An acronym for hope is having optimistic perspectives every day. In the year 2000, I first began the road to recovery due to my many mistakes and wrong choices. I was a practicing Registered Nurse in an abusive marriage with a young child, and I turned to substance use as an immediate resolution to my problems, pain, and fear. This led me to many more problems and written order of suspension of my nursing license due to substance use disorder. The State Board of Nursing directed me to the Recovering Professionals Program (RPP), a five-year monitoring program for nurses with disciplinary actions brought to the Board’s attention. RPP includes certain requirements for monitoring, such as random drug screening, remediation, and education. These requirements must be followed to be allowed to return to safe practice. Initially, my denial led me to surrender my nursing license rather than face my problems and remain a nurse.

Giving up my license left me working odd jobs as a single parent. In 2008, I began working as a cashier in a local pizza restaurant. While working, I could see from the hospital’s front lobby where my nursing career began. Every day I dreamed of having my license reinstated and returning to my career. There was one especially tearful day when several people entered the restaurant and asked if they could give me a hug because I had cared for their mother when she passed away in the heart center. This led me back to RPP in 2009. It changed my life.

RPP helped me understand that addiction is a disease and there are steps one must go through to make it.
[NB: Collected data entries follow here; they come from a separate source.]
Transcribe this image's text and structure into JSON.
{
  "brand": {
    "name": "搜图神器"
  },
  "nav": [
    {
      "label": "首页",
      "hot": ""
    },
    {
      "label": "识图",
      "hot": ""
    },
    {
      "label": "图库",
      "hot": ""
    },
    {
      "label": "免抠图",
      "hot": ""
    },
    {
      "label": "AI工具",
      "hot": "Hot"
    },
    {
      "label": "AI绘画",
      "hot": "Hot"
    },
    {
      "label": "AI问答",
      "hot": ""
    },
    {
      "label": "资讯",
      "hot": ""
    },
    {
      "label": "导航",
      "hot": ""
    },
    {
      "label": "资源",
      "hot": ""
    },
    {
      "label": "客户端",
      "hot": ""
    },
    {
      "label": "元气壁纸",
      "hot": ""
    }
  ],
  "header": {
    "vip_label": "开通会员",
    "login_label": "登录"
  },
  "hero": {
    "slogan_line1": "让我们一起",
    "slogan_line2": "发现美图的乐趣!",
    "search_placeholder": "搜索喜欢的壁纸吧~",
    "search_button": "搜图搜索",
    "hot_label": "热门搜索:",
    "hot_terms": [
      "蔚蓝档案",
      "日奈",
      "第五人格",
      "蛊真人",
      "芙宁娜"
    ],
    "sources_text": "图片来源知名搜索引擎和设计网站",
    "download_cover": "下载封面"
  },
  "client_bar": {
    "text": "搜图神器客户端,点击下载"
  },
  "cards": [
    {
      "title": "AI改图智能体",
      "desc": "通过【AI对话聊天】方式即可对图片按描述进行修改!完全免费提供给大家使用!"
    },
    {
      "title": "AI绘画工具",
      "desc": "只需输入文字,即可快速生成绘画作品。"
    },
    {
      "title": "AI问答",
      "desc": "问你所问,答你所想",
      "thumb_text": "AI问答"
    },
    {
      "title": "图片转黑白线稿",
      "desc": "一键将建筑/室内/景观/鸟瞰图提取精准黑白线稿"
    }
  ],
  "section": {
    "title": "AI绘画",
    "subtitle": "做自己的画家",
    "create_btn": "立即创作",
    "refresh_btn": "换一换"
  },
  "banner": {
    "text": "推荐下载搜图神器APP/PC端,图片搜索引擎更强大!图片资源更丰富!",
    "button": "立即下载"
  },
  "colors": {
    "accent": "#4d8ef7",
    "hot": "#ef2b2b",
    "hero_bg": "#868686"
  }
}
Just “jumping through the hoops” will not lead you anywhere but back to the lonely road of addiction. I complied with all of the Board’s terms and conditions. With the assistance of my RPP counselor, I successfully completed the program in 2014. During the five-year period, which seemed like a long time, in the beginning, I actually took the time to work the steps of addiction with a sponsor. I honestly went through the five stages of the disease of addiction and have now been clean and sober for eight years. I was able to return to my career as a Registered Nurse in 2012, and in 2016, I began working at the hospital where my nursing career began. I will be active in recovery for the rest of my life, helping others suffering from the disease of addiction. It is important to know that you are not alone; RPP and others who have been through what you may be going through are there to help. It does work if you work it! Let us help you be successful!